The application was deemed abandoned when the applicant failed to respond to a notice of opposition filed by Traidcraft Exchange, represented pro bono by the law firm Watson Burton. I am interested to note from the firm's website that the opposition may have been based on the ground that registration "would have been disastrous for the thousands of small businesses which depend on trade with the UK in this traditional cloth", rather than the argument that the word is generic. Client confidentiality prevents Watson Burton from commenting. I have been referred by one kind colleague to item 27.5 of the IPO manual and would be grateful for further enlightenment, particularly on the language aspect.
As to Kenya, there were reports in sundry media that the Kenya Industrial Property Institute was prepared to grant trade mark protection to the word Kikoi. However, correspondence with James Otieno-Odek, director general of KIPI, and with the chief trade marks examiner Sylvance Sange reassures me that the word is recognized to be unregistrable as a trade mark and that lack of novelty rules out patent protection. In fact the authorities, approaching the controversy from an opposite point of view, regard the name as being "protected", not as a monopoly but against monopolization, by those provisions of the two Acts. These issues are the subject of discussion in international circles.

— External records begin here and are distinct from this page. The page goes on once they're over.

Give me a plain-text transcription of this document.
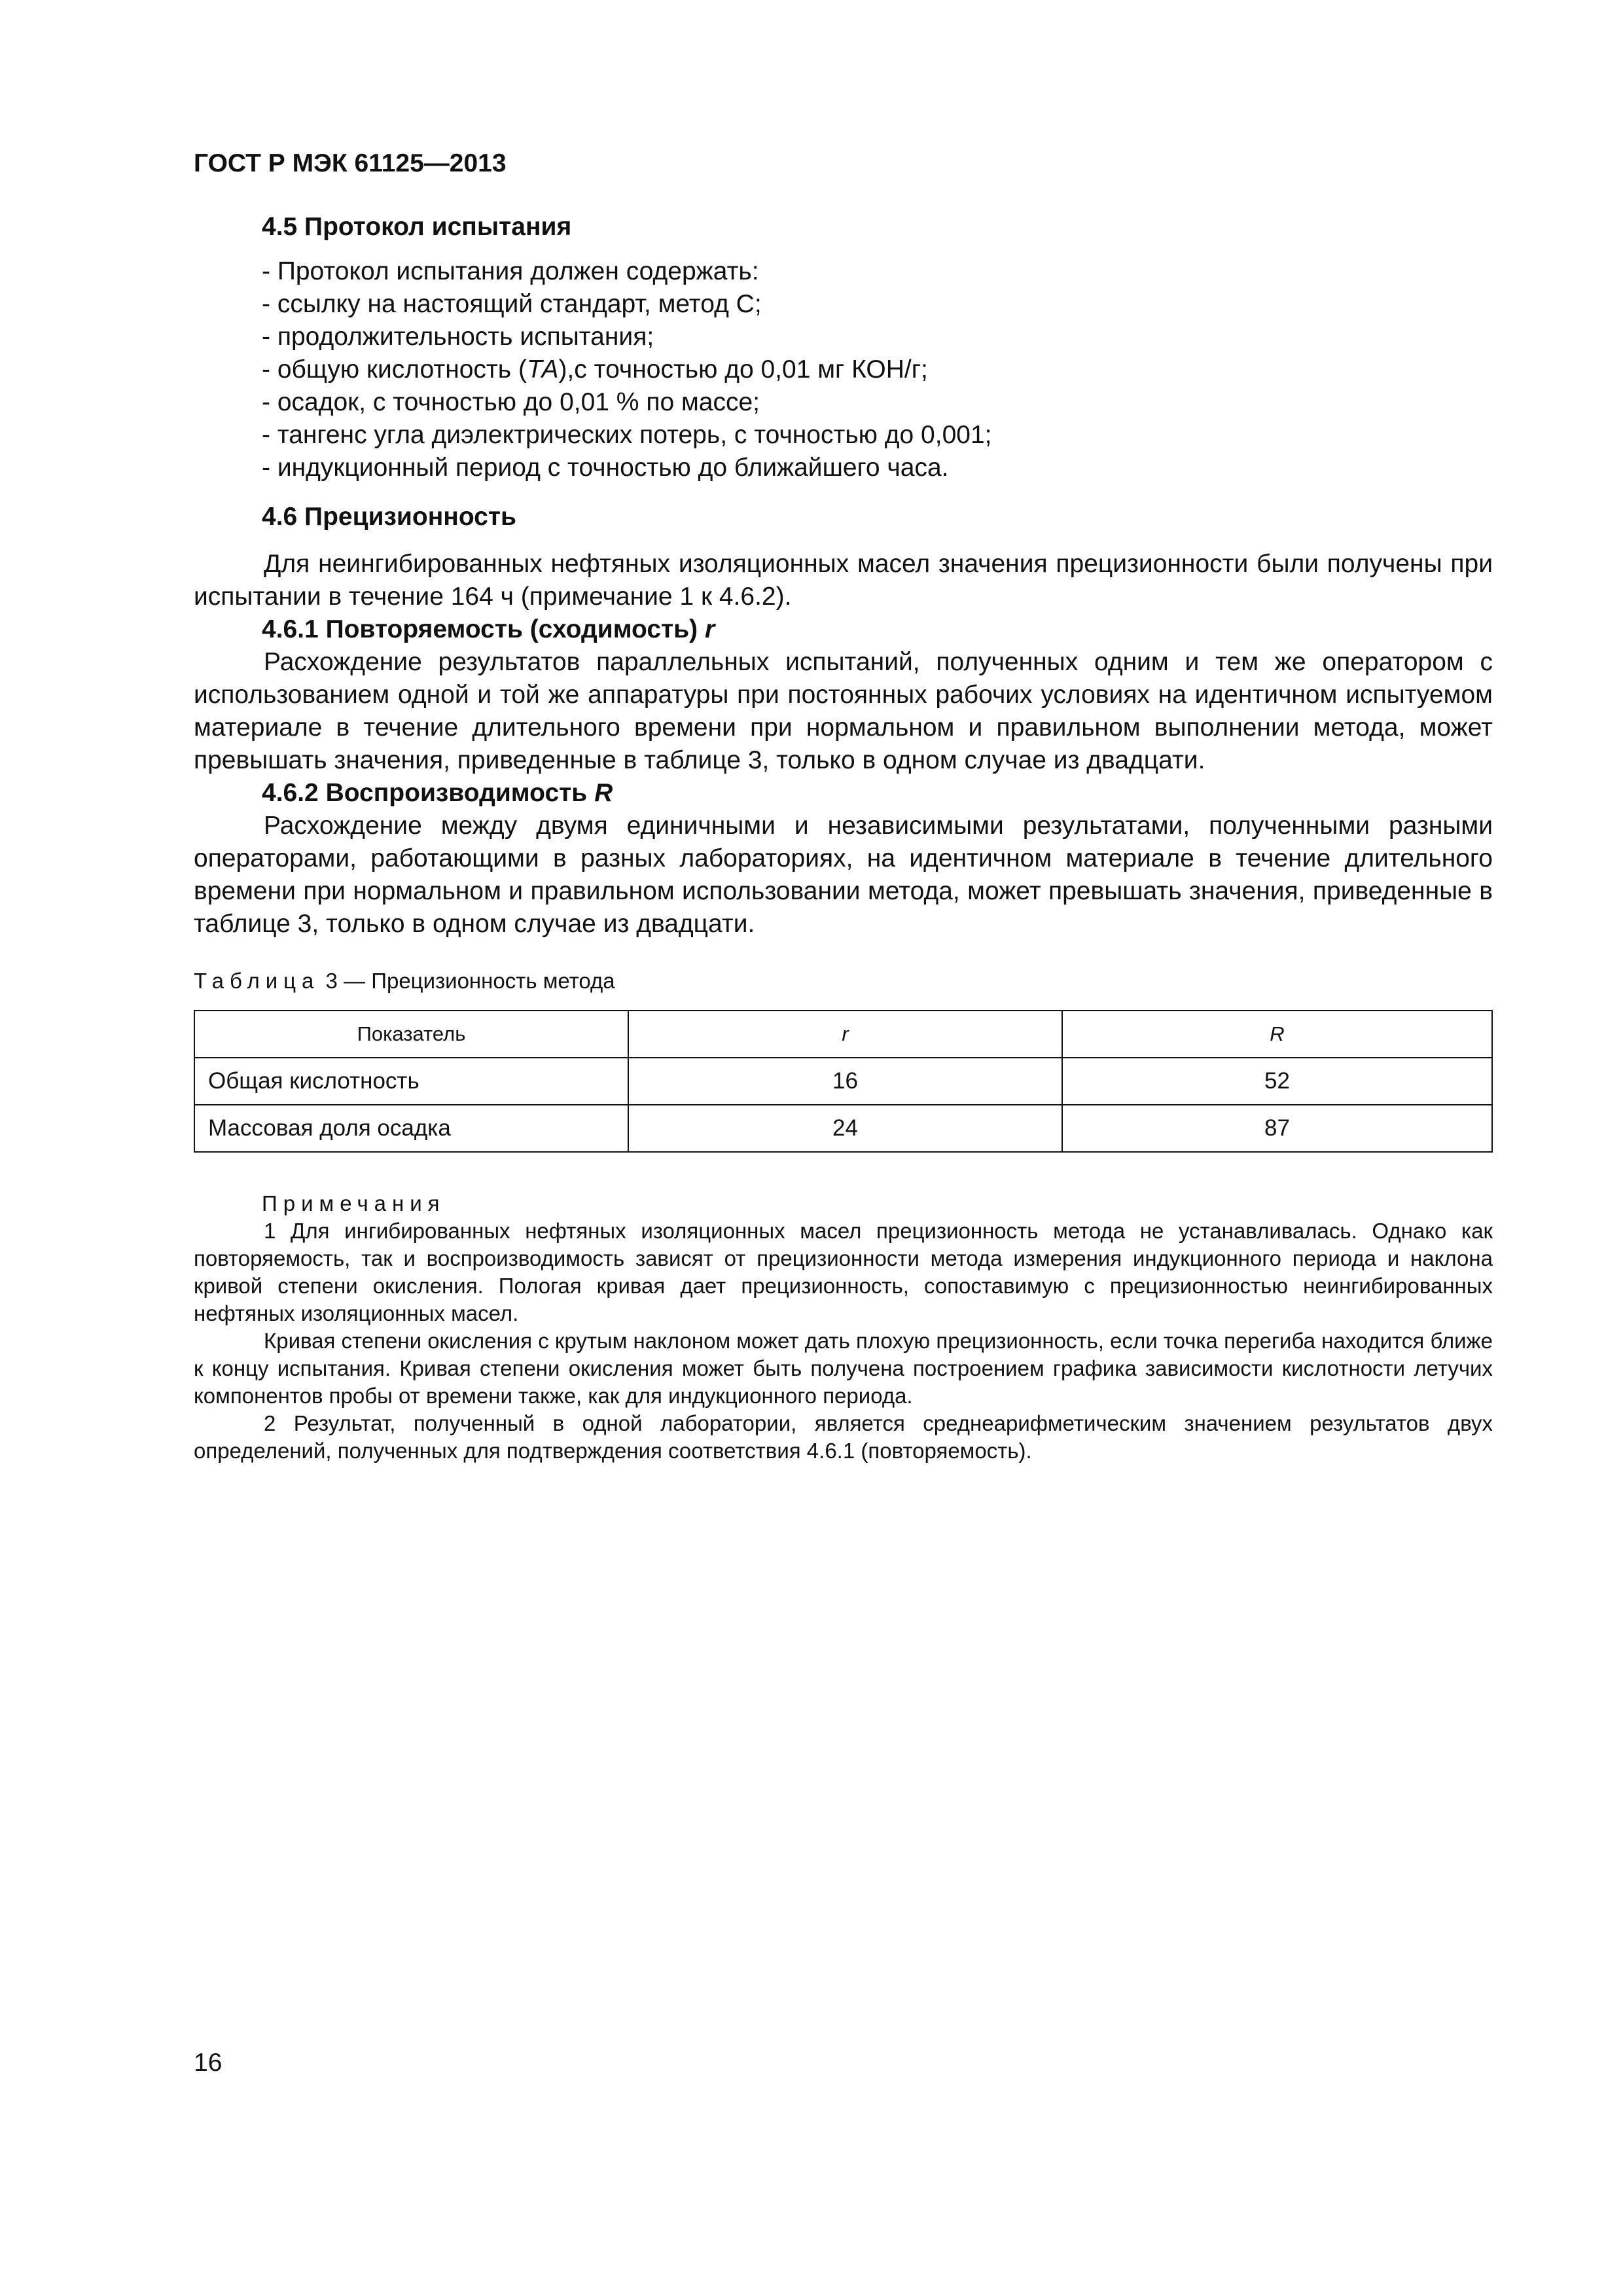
ГОСТ Р МЭК 61125—2013
4.5 Протокол испытания
- Протокол испытания должен содержать:
- ссылку на настоящий стандарт, метод С;
- продолжительность испытания;
- общую кислотность (ТА),с точностью до 0,01 мг КОН/г;
- осадок, с точностью до 0,01 % по массе;
- тангенс угла диэлектрических потерь, с точностью до 0,001;
- индукционный период с точностью до ближайшего часа.
4.6 Прецизионность
Для неингибированных нефтяных изоляционных масел значения прецизионности были получены при испытании в течение 164 ч (примечание 1 к 4.6.2).
4.6.1 Повторяемость (сходимость) r
Расхождение результатов параллельных испытаний, полученных одним и тем же оператором с использованием одной и той же аппаратуры при постоянных рабочих условиях на идентичном испытуемом материале в течение длительного времени при нормальном и правильном выполнении метода, может превышать значения, приведенные в таблице 3, только в одном случае из двадцати.
4.6.2 Воспроизводимость R
Расхождение между двумя единичными и независимыми результатами, полученными разными операторами, работающими в разных лабораториях, на идентичном материале в течение длительного времени при нормальном и правильном использовании метода, может превышать значения, приведенные в таблице 3, только в одном случае из двадцати.
Таблица 3 — Прецизионность метода
Показатель	r	R
Общая кислотность	16	52
Массовая доля осадка	24	87
Примечания
1 Для ингибированных нефтяных изоляционных масел прецизионность метода не устанавливалась. Однако как повторяемость, так и воспроизводимость зависят от прецизионности метода измерения индукционного периода и наклона кривой степени окисления. Пологая кривая дает прецизионность, сопоставимую с прецизионностью неингибированных нефтяных изоляционных масел.
Кривая степени окисления с крутым наклоном может дать плохую прецизионность, если точка перегиба находится ближе к концу испытания. Кривая степени окисления может быть получена построением графика зависимости кислотности летучих компонентов пробы от времени также, как для индукционного периода.
2 Результат, полученный в одной лаборатории, является среднеарифметическим значением результатов двух определений, полученных для подтверждения соответствия 4.6.1 (повторяемость).
16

Before the UK trade mark application was filed, the applicant was already the owner of Community trade mark registration numbers 002231691 and 002829992, which include the word Kikoy in classes 18, 24 and 25 and still subsist. It is unlikely that they can be used to restrain others from describing kikoi garments as such. Indeed it is improbable that the UK registration, had it been granted, could have been effective for that purpose.